Postmodern Sysadmin

A blog about servers and junk

Validating Graphite Metrics With Bash!

At my dayjob I get to work with Graphite and power meters. It is cool:

power-breakdown

To make it easy for my clients to get power information, I’ve written a command line tool called “power” that they can run to get the power usage for a server when running their program. Here is an example:

power METER-NAME sleep 10s

Pretty handy. The “METER-NAME” is pretty important, as it lets the script know which system’s power you are interested in. (It is optional, by default I let it return the power of the server that you are currently on, but this isn’t always true for all workloads)

Problem

The thing is, my power meters and lab environment change often. I’m tired of updating the script to reflect the state of my lab. Can’t the script figure itself out on it’s own? Yes. Yes it can.

S.P.O.T.

I believe in a Single Point Of Truth. Where is my SPOT regarding power data in my system? I can tell you where it isn’t: it** isn’t** in my script. It is in the Graphite database ya dingus.

When my users run power -l, I want it to list valid power meters, but not some hand-curated list. I want a real list, straight from the source. Lets do that, and I will never have to update the script again.

List Those Metrics

So how can we get a list of all metrics with similar names? Easy:

wget -q -O - "http://$GRAPHITEHOST/render/?target=power.*.watts&format=json&from=-5second"

As far as I can tell, there isn’t really a way to get just a list of metrics without data too, but that is ok. We need the data for the next validation step…

Validate Those Metrics

I crank my power metrics to the second, and the above api query will even return stale metrics, metrics that have old data, typo’ed metrics, etc. They will just have null data in the json.

Heck man, we can just grep that out:

| egrep -v 'null.*null.*null.*null.*null'

This will filter out any metric that doesn’t have up-to-the second data. Great! Side note: some of my meters might run a little behind, so they might have some null’s. I only grep out meters that are missing the last 5 seconds of data, that indicates that they really are stale.

Full line:

wget -q -O - "http://$GRAPHITEHOST/render/?target=power.*.watts&target=power.*.ipmi_power&format=json&from=-5second" | sed 's/target/\n/'g | egrep -v 'null.*null.*null.*null.*null' \
| tr '"' "\n" | grep "^power" | cut -f 2 -d "." | sort -u

Obviously this is specific to my environment. You young whipper-snappers will probably have fancy json parsers and junk to validate your own metrics.

Bonus Points: Bash Tab Completion

So that is cool. Now the script will only let your run against metrics that have fresh data.

Now, I’m super lazy. Not only do I not want to keep my script up to date with valid metrics, I also cannot be bothered to remember which ones are active, and I certainly don’t want to fully type them out.

Bash completion to the rescue.
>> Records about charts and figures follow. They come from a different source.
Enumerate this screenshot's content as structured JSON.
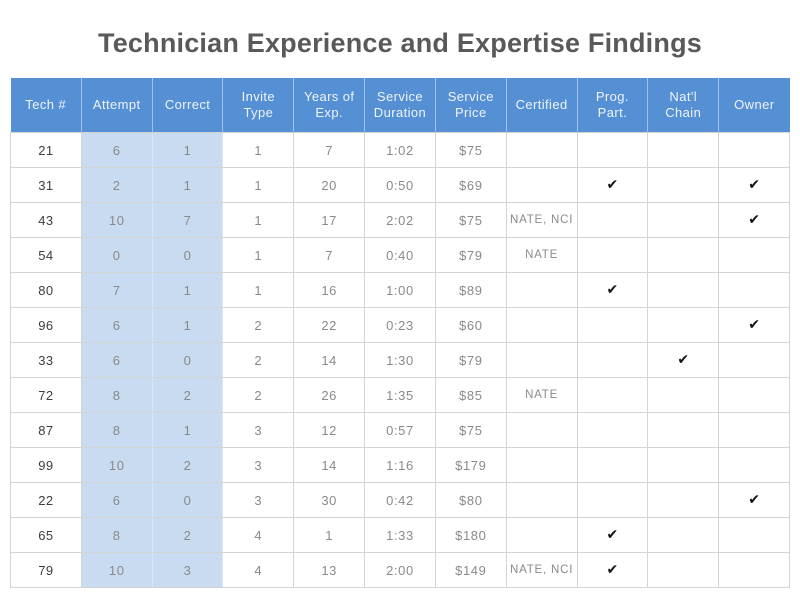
{
  "title": "Technician Experience and Expertise Findings",
  "colors": {
    "header_bg": "#5590D5",
    "highlight_bg": "#C8DBF1",
    "grid_line": "#D4D4D4",
    "title_text": "#595959",
    "body_text": "#8A8A8A",
    "tech_text": "#3D3D3D",
    "check_mark": "#121212"
  },
  "table": {
    "check_glyph": "✔",
    "columns": [
      {
        "key": "tech",
        "label": "Tech #"
      },
      {
        "key": "attempt",
        "label": "Attempt"
      },
      {
        "key": "correct",
        "label": "Correct"
      },
      {
        "key": "invite-type",
        "label": "Invite Type"
      },
      {
        "key": "years-of-exp",
        "label": "Years of Exp."
      },
      {
        "key": "service-duration",
        "label": "Service Duration"
      },
      {
        "key": "service-price",
        "label": "Service Price"
      },
      {
        "key": "certified",
        "label": "Certified"
      },
      {
        "key": "prog-part",
        "label": "Prog. Part."
      },
      {
        "key": "natl-chain",
        "label": "Nat'l Chain"
      },
      {
        "key": "owner",
        "label": "Owner"
      }
    ],
    "rows": [
      [
        "21",
        "6",
        "1",
        "1",
        "7",
        "1:02",
        "$75",
        "",
        "",
        "",
        ""
      ],
      [
        "31",
        "2",
        "1",
        "1",
        "20",
        "0:50",
        "$69",
        "",
        "✔",
        "",
        "✔"
      ],
      [
        "43",
        "10",
        "7",
        "1",
        "17",
        "2:02",
        "$75",
        "NATE, NCI",
        "",
        "",
        "✔"
      ],
      [
        "54",
        "0",
        "0",
        "1",
        "7",
        "0:40",
        "$79",
        "NATE",
        "",
        "",
        ""
      ],
      [
        "80",
        "7",
        "1",
        "1",
        "16",
        "1:00",
        "$89",
        "",
        "✔",
        "",
        ""
      ],
      [
        "96",
        "6",
        "1",
        "2",
        "22",
        "0:23",
        "$60",
        "",
        "",
        "",
        "✔"
      ],
      [
        "33",
        "6",
        "0",
        "2",
        "14",
        "1:30",
        "$79",
        "",
        "",
        "✔",
        ""
      ],
      [
        "72",
        "8",
        "2",
        "2",
        "26",
        "1:35",
        "$85",
        "NATE",
        "",
        "",
        ""
      ],
      [
        "87",
        "8",
        "1",
        "3",
        "12",
        "0:57",
        "$75",
        "",
        "",
        "",
        ""
      ],
      [
        "99",
        "10",
        "2",
        "3",
        "14",
        "1:16",
        "$179",
        "",
        "",
        "",
        ""
      ],
      [
        "22",
        "6",
        "0",
        "3",
        "30",
        "0:42",
        "$80",
        "",
        "",
        "",
        "✔"
      ],
      [
        "65",
        "8",
        "2",
        "4",
        "1",
        "1:33",
        "$180",
        "",
        "✔",
        "",
        ""
      ],
      [
        "79",
        "10",
        "3",
        "4",
        "13",
        "2:00",
        "$149",
        "NATE, NCI",
        "✔",
        "",
        ""
      ]
    ]
  }
}
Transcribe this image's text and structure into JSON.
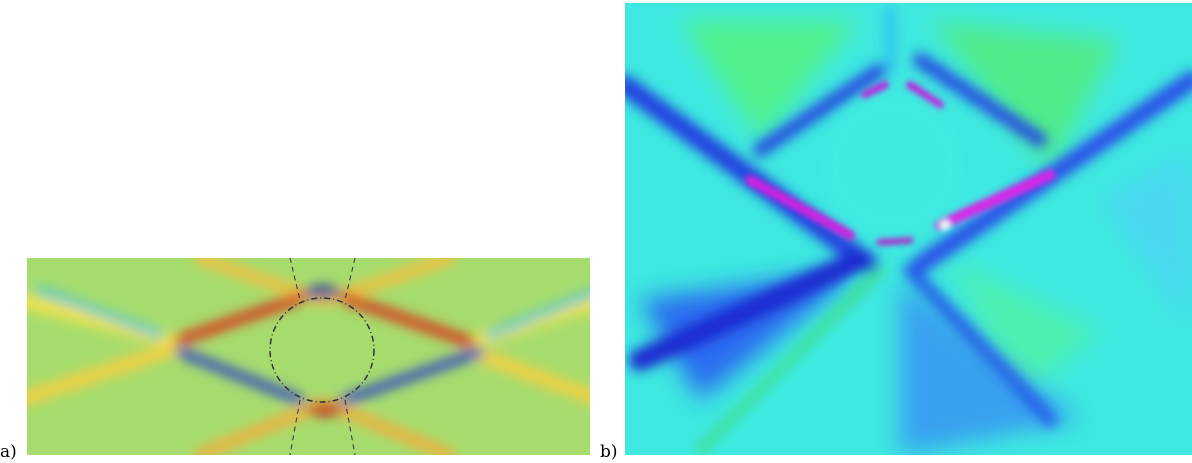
{
  "panels": [
    {
      "label": "a)"
    },
    {
      "label": "b)"
    }
  ]
}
My script responds to “power -l” to report the list. Here is some code to go in bash_completion.d to help users discover the meters and enable them to be lazy:

_power() {
  local cur
  cur=${COMP_WORDS[COMP_CWORD]}
  if [ $COMP_CWORD -eq 1 ]; then
    # First argument is the power meter
    powermeters=`power -l`
    COMPREPLY=( $(compgen -W "$powermeters" -- $cur) )
    return 0
  else
    # Everthing else will be a normal command
    COMPREPLY=( $(compgen -c -- $cur) )
    return 0
  fi
complete -F _power power

All of the bash completion code I’ve written in my life is cargo-cultish. It sure is nice to have good tools though.